So, Earl, do you think they are talking weeks or just a few months after September that they will change to Mpeg 4 for everything? If so, I guess I will just have to suck it up and replace my HR10-250s. I was going to try to keep the HD TiVos and the HR20's going at the same time to keep as much as possible on the TiVos, but if I can;t get HBO, Showtime, ESPN, etc on the TiVo then it is just not worth it.


----------



## Earl Bonovich (Nov 15, 2005)

Lee L said:


> So, Earl, do you think they are talking weeks or just a few months after September that they will change to Mpeg 4 for everything? If so, I guess I will just have to suck it up and replace my HR10-250s. I was going to try to keep the HD TiVos and the HR20's going at the same time to keep as much as possible on the TiVos, but if I can;t get HBO, Showtime, ESPN, etc on the TiVo then it is just not worth it.


IMHO... months, but not a lot of months.


----------



## jordanzimmerman (Jan 20, 2006)

They are offering me a "free" box for shipping IF I agree to a 2 year commitment. This is pissing me off. I've been with DirecTV since the first sat went up. Comcast is going to have a true Tivo box in about a month. I just sent D* a flame-email. We'll see...


----------



## Chuck584 (Apr 17, 2007)

jordanzimmerman said:


> They are offering me a "free" box for shipping IF I agree to a 2 year commitment. This is pissing me off. I've been with DirecTV since the first sat went up. Comcast is going to have a true Tivo box in about a month. I just sent D* a flame-email. We'll see...


Be aware that the HR20 is not a TiVo box and never will be.

Take time to consider all options before committing to the 2 year agreement to get the HR20.

If you use the TiVo to keep track fo two channels at a time (as in watch a baseball and football game), be aware the HR20 has a "single live buffer" where the TiVo has the "double live buffer".

For me, TiVo is important enough to switch providers. I'd wait to see what deal Comcast rolls out with their TiVo with Video On Demand (real VOD, not VOD as in shows you saved on hard disk).

When I signed up for HD in April, the sales CSR said double live buffer was a priority and I'd have TiVo-like functionality. Earl has just told me "double live buffer" is not being developed. "TiVo-like functionality" means "bares bones DVR which works most of the time".
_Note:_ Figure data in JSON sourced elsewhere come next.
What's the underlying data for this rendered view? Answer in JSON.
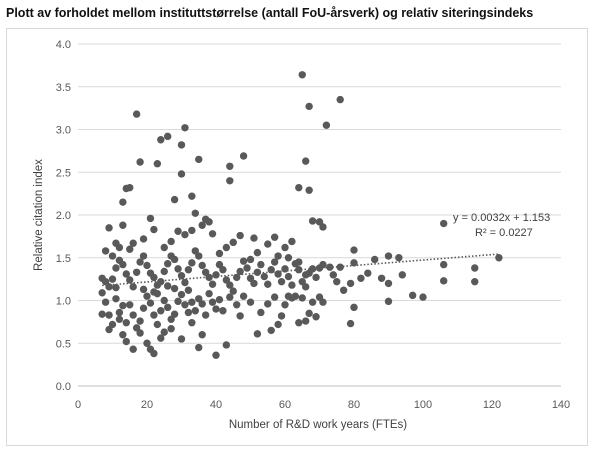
{
  "title": "Plott av forholdet mellom instituttstørrelse (antall FoU-årsverk) og relativ siteringsindeks",
  "chart_data": {
    "type": "scatter",
    "xlabel": "Number of R&D work years (FTEs)",
    "ylabel": "Relative citation index",
    "xlim": [
      0,
      140
    ],
    "ylim": [
      0,
      4.0
    ],
    "x_ticks": [
      "0",
      "20",
      "40",
      "60",
      "80",
      "100",
      "120",
      "140"
    ],
    "y_ticks": [
      "0.0",
      "0.5",
      "1.0",
      "1.5",
      "2.0",
      "2.5",
      "3.0",
      "3.5",
      "4.0"
    ],
    "grid": "horizontal",
    "marker_color": "#595959",
    "trendline": {
      "type": "linear",
      "slope": 0.0032,
      "intercept": 1.153,
      "equation": "y = 0.0032x + 1.153",
      "r_squared": "R² = 0.0227",
      "style": "dotted"
    },
    "points": [
      [
        17,
        3.18
      ],
      [
        24,
        2.88
      ],
      [
        26,
        2.92
      ],
      [
        31,
        3.02
      ],
      [
        30,
        2.82
      ],
      [
        18,
        2.62
      ],
      [
        23,
        2.6
      ],
      [
        35,
        2.65
      ],
      [
        13,
        2.15
      ],
      [
        14,
        2.31
      ],
      [
        15,
        2.32
      ],
      [
        28,
        2.18
      ],
      [
        33,
        2.22
      ],
      [
        30,
        2.48
      ],
      [
        44,
        2.57
      ],
      [
        44,
        2.4
      ],
      [
        48,
        2.69
      ],
      [
        65,
        3.64
      ],
      [
        67,
        3.27
      ],
      [
        76,
        3.35
      ],
      [
        72,
        3.05
      ],
      [
        66,
        2.63
      ],
      [
        67,
        2.29
      ],
      [
        64,
        2.32
      ],
      [
        68,
        1.93
      ],
      [
        70,
        1.92
      ],
      [
        71,
        1.86
      ],
      [
        106,
        1.9
      ],
      [
        122,
        1.5
      ],
      [
        115,
        1.38
      ],
      [
        115,
        1.22
      ],
      [
        106,
        1.42
      ],
      [
        106,
        1.23
      ],
      [
        100,
        1.04
      ],
      [
        97,
        1.06
      ],
      [
        94,
        1.3
      ],
      [
        93,
        1.5
      ],
      [
        90,
        1.52
      ],
      [
        88,
        1.26
      ],
      [
        90,
        1.2
      ],
      [
        90,
        0.99
      ],
      [
        86,
        1.48
      ],
      [
        84,
        1.32
      ],
      [
        80,
        1.59
      ],
      [
        80,
        1.44
      ],
      [
        79,
        1.2
      ],
      [
        80,
        0.92
      ],
      [
        79,
        0.73
      ],
      [
        82,
        1.26
      ],
      [
        76,
        1.39
      ],
      [
        73,
        1.39
      ],
      [
        70,
        1.38
      ],
      [
        68,
        1.37
      ],
      [
        66,
        1.3
      ],
      [
        64,
        1.45
      ],
      [
        61,
        1.5
      ],
      [
        58,
        1.52
      ],
      [
        60,
        1.62
      ],
      [
        62,
        1.69
      ],
      [
        57,
        1.74
      ],
      [
        55,
        1.66
      ],
      [
        52,
        1.56
      ],
      [
        50,
        1.48
      ],
      [
        51,
        1.73
      ],
      [
        47,
        1.76
      ],
      [
        45,
        1.68
      ],
      [
        43,
        1.62
      ],
      [
        41,
        1.55
      ],
      [
        39,
        1.78
      ],
      [
        38,
        1.92
      ],
      [
        37,
        1.95
      ],
      [
        36,
        1.88
      ],
      [
        34,
        2.02
      ],
      [
        33,
        1.82
      ],
      [
        31,
        1.77
      ],
      [
        29,
        1.81
      ],
      [
        27,
        1.69
      ],
      [
        25,
        1.62
      ],
      [
        22,
        1.83
      ],
      [
        21,
        1.96
      ],
      [
        19,
        1.72
      ],
      [
        16,
        1.67
      ],
      [
        15,
        1.6
      ],
      [
        13,
        1.88
      ],
      [
        11,
        1.67
      ],
      [
        9,
        1.85
      ],
      [
        8,
        1.58
      ],
      [
        7,
        1.26
      ],
      [
        8,
        1.22
      ],
      [
        7,
        1.09
      ],
      [
        9,
        1.16
      ],
      [
        10,
        1.25
      ],
      [
        11,
        1.38
      ],
      [
        12,
        1.47
      ],
      [
        10,
        1.52
      ],
      [
        12,
        1.62
      ],
      [
        13,
        1.42
      ],
      [
        14,
        1.31
      ],
      [
        15,
        1.24
      ],
      [
        16,
        1.16
      ],
      [
        17,
        1.33
      ],
      [
        18,
        1.45
      ],
      [
        19,
        1.52
      ],
      [
        20,
        1.41
      ],
      [
        21,
        1.32
      ],
      [
        22,
        1.27
      ],
      [
        23,
        1.18
      ],
      [
        24,
        1.22
      ],
      [
        25,
        1.34
      ],
      [
        26,
        1.43
      ],
      [
        27,
        1.52
      ],
      [
        28,
        1.48
      ],
      [
        29,
        1.37
      ],
      [
        30,
        1.29
      ],
      [
        31,
        1.21
      ],
      [
        32,
        1.36
      ],
      [
        33,
        1.44
      ],
      [
        34,
        1.58
      ],
      [
        35,
        1.52
      ],
      [
        36,
        1.41
      ],
      [
        37,
        1.33
      ],
      [
        38,
        1.27
      ],
      [
        39,
        1.19
      ],
      [
        40,
        1.3
      ],
      [
        41,
        1.42
      ],
      [
        42,
        1.36
      ],
      [
        43,
        1.24
      ],
      [
        44,
        1.18
      ],
      [
        45,
        1.11
      ],
      [
        46,
        1.27
      ],
      [
        47,
        1.34
      ],
      [
        48,
        1.46
      ],
      [
        49,
        1.38
      ],
      [
        50,
        1.26
      ],
      [
        51,
        1.2
      ],
      [
        52,
        1.33
      ],
      [
        53,
        1.42
      ],
      [
        54,
        1.28
      ],
      [
        55,
        1.19
      ],
      [
        56,
        1.36
      ],
      [
        57,
        1.45
      ],
      [
        58,
        1.31
      ],
      [
        59,
        1.22
      ],
      [
        60,
        1.37
      ],
      [
        61,
        1.28
      ],
      [
        62,
        1.18
      ],
      [
        63,
        1.43
      ],
      [
        64,
        1.36
      ],
      [
        65,
        1.22
      ],
      [
        66,
        1.16
      ],
      [
        67,
        1.32
      ],
      [
        69,
        1.27
      ],
      [
        71,
        1.42
      ],
      [
        74,
        1.3
      ],
      [
        75,
        1.22
      ],
      [
        77,
        1.12
      ],
      [
        8,
        0.98
      ],
      [
        9,
        0.83
      ],
      [
        10,
        0.72
      ],
      [
        11,
        1.02
      ],
      [
        12,
        0.86
      ],
      [
        13,
        0.94
      ],
      [
        14,
        0.74
      ],
      [
        15,
        0.95
      ],
      [
        16,
        0.83
      ],
      [
        17,
        0.68
      ],
      [
        18,
        0.76
      ],
      [
        19,
        0.91
      ],
      [
        20,
        1.05
      ],
      [
        21,
        0.97
      ],
      [
        22,
        0.83
      ],
      [
        23,
        0.72
      ],
      [
        24,
        0.88
      ],
      [
        25,
        1.0
      ],
      [
        26,
        0.92
      ],
      [
        27,
        0.78
      ],
      [
        28,
        0.84
      ],
      [
        29,
        0.99
      ],
      [
        30,
        1.07
      ],
      [
        31,
        0.95
      ],
      [
        32,
        0.86
      ],
      [
        33,
        0.74
      ],
      [
        34,
        0.88
      ],
      [
        35,
        1.02
      ],
      [
        36,
        0.96
      ],
      [
        37,
        0.83
      ],
      [
        38,
        1.08
      ],
      [
        39,
        0.98
      ],
      [
        40,
        0.9
      ],
      [
        41,
        1.01
      ],
      [
        42,
        0.88
      ],
      [
        44,
        1.04
      ],
      [
        46,
        0.95
      ],
      [
        47,
        0.82
      ],
      [
        48,
        1.05
      ],
      [
        50,
        0.98
      ],
      [
        52,
        0.61
      ],
      [
        53,
        0.86
      ],
      [
        55,
        0.96
      ],
      [
        57,
        1.04
      ],
      [
        58,
        0.72
      ],
      [
        59,
        0.82
      ],
      [
        60,
        0.95
      ],
      [
        61,
        1.05
      ],
      [
        62,
        1.03
      ],
      [
        63,
        1.05
      ],
      [
        64,
        0.74
      ],
      [
        65,
        1.03
      ],
      [
        66,
        0.76
      ],
      [
        67,
        0.85
      ],
      [
        68,
        0.98
      ],
      [
        69,
        0.81
      ],
      [
        70,
        1.04
      ],
      [
        71,
        0.98
      ],
      [
        7,
        0.84
      ],
      [
        9,
        0.66
      ],
      [
        13,
        0.6
      ],
      [
        14,
        0.52
      ],
      [
        16,
        0.43
      ],
      [
        20,
        0.5
      ],
      [
        21,
        0.43
      ],
      [
        22,
        0.38
      ],
      [
        25,
        0.63
      ],
      [
        30,
        0.55
      ],
      [
        35,
        0.45
      ],
      [
        40,
        0.36
      ],
      [
        43,
        0.48
      ],
      [
        56,
        0.65
      ],
      [
        36,
        0.6
      ],
      [
        24,
        0.56
      ],
      [
        18,
        0.62
      ],
      [
        27,
        0.67
      ],
      [
        12,
        0.78
      ],
      [
        11,
        1.15
      ],
      [
        23,
        1.08
      ],
      [
        32,
        1.12
      ],
      [
        33,
        0.98
      ],
      [
        28,
        1.14
      ],
      [
        26,
        1.17
      ],
      [
        22,
        1.1
      ],
      [
        19,
        1.13
      ]
    ]
  }
}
D* Customer Service has told me, over the past week, that I can't use two HR20s in one room, I can use 2 HR20s in one room only if I use two TVs, and they didn't know how I could program the RC34 remote to control 2 HR20s.
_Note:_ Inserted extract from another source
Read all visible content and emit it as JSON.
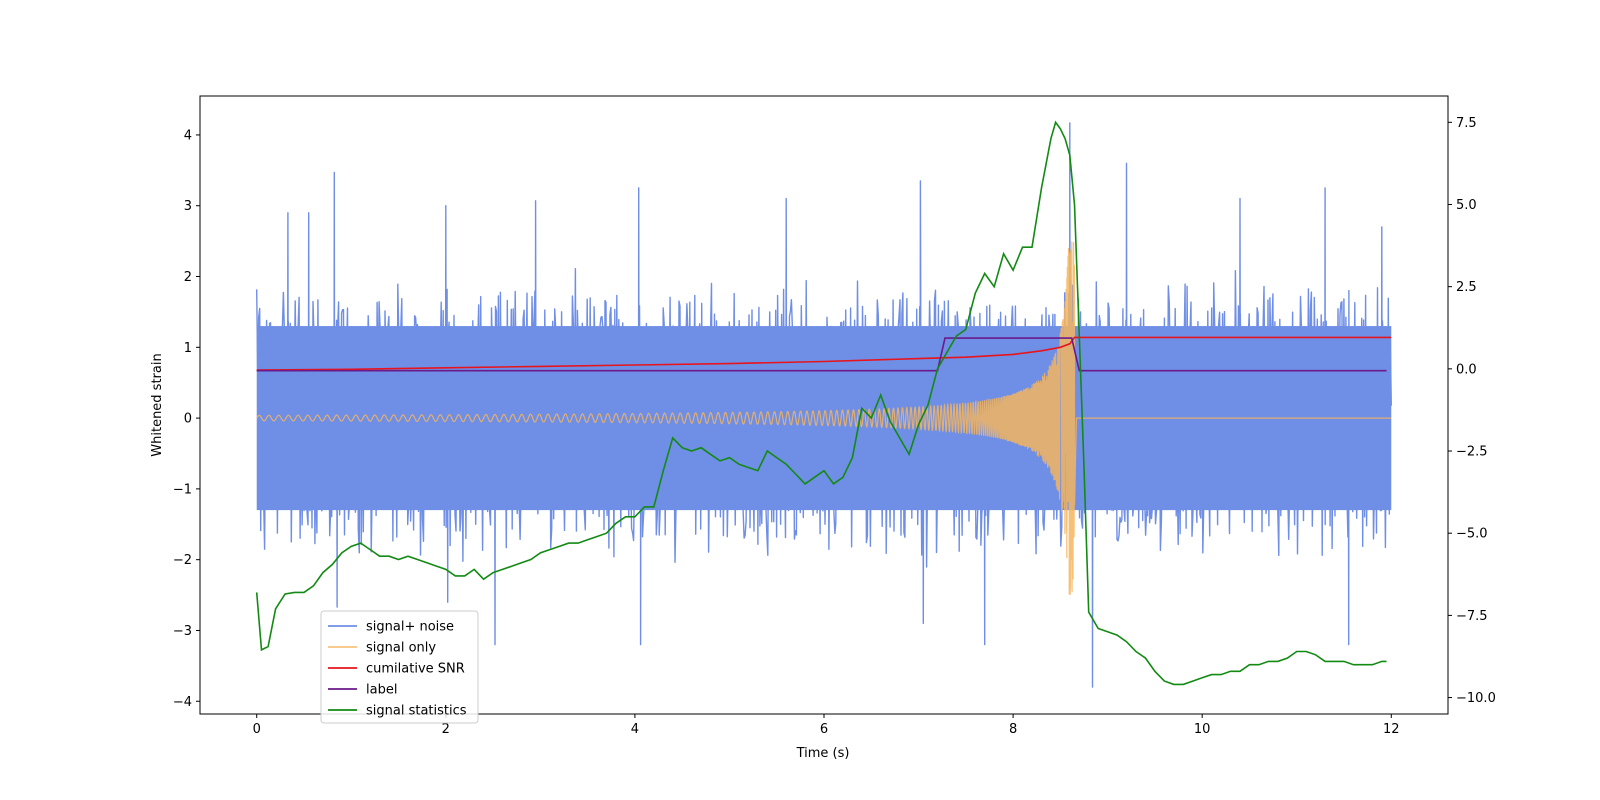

I called about a second HR20. $299 plus shipping. I asked about the cancellation fee, second HR20 free plus shipping.

The good news is D* and TiVo annouced today that D* TiVo customers will get most of the features the rest of TiVo world has enjoyed for years sometime around January.

I'd like to think there is a glimmer of hope that D* realizes the mess their DVRs are compared to TiVo and may head down the path to enlightenment.
:lol:


----------



## Earl Bonovich (Nov 15, 2005)

Chuck584 said:


> Be aware that the HR20 is not a TiVo box and never will be.


Nor was it ever billed or designed to be a TiVo Box



Chuck584 said:


> For me, TiVo is important enough to switch providers. I'd wait to see what deal Comcast rolls out with their TiVo with Video On Demand (real VOD, not VOD as in shows you saved on hard disk).


So you know how the DirecTV version is going to work? Have you seen it already?
You won't be able to watch it while it was streaming down?



Chuck584 said:


> When I signed up for HD in April, the sales CSR said double live buffer was a priority and I'd have TiVo-like functionality. Earl has just told me "double live buffer" is not being developed. "TiVo-like functionality" means "bares bones DVR which works most of the time".


Well the sales person was wrong... 
And that was yesterday (and it is the same statement that I have made for nearly a year now, if not longer).... So if the lack of DLB... makes it BARE BONES... wow... there is some good meat on those BARE BONES



Chuck584 said:


> D* Customer Service has told me, over the past week, that I can't use two HR20s in one room, I can use 2 HR20s in one room only if I use two TVs, and they didn't know how I could program the RC34 remote to control 2 HR20s.


Again... CSR mis information... it has been a problem for a LONG time... this is nothing new... 
Same CSRs that have told people they can just add the BBC's to HR10-250s to make them work....

Doesn't change the fact that it can be done...



Chuck584 said:


> The good news is D* and TiVo annouced today that D* TiVo customers will get most of the features the rest of TiVo world has enjoyed for years sometime around January.


The rest? three features have been stated:
Online scheduling of recordings... Undelete... and smart padding of recordings

So is that all that was missing on the DTivos?

BTW: None of that changes anything about the future of the HR10-250...
It still won't be able to access the new HD recordings, nor any of the HD MPEG-2 SAT based recordings in the relative near future.
No software update can change that


----------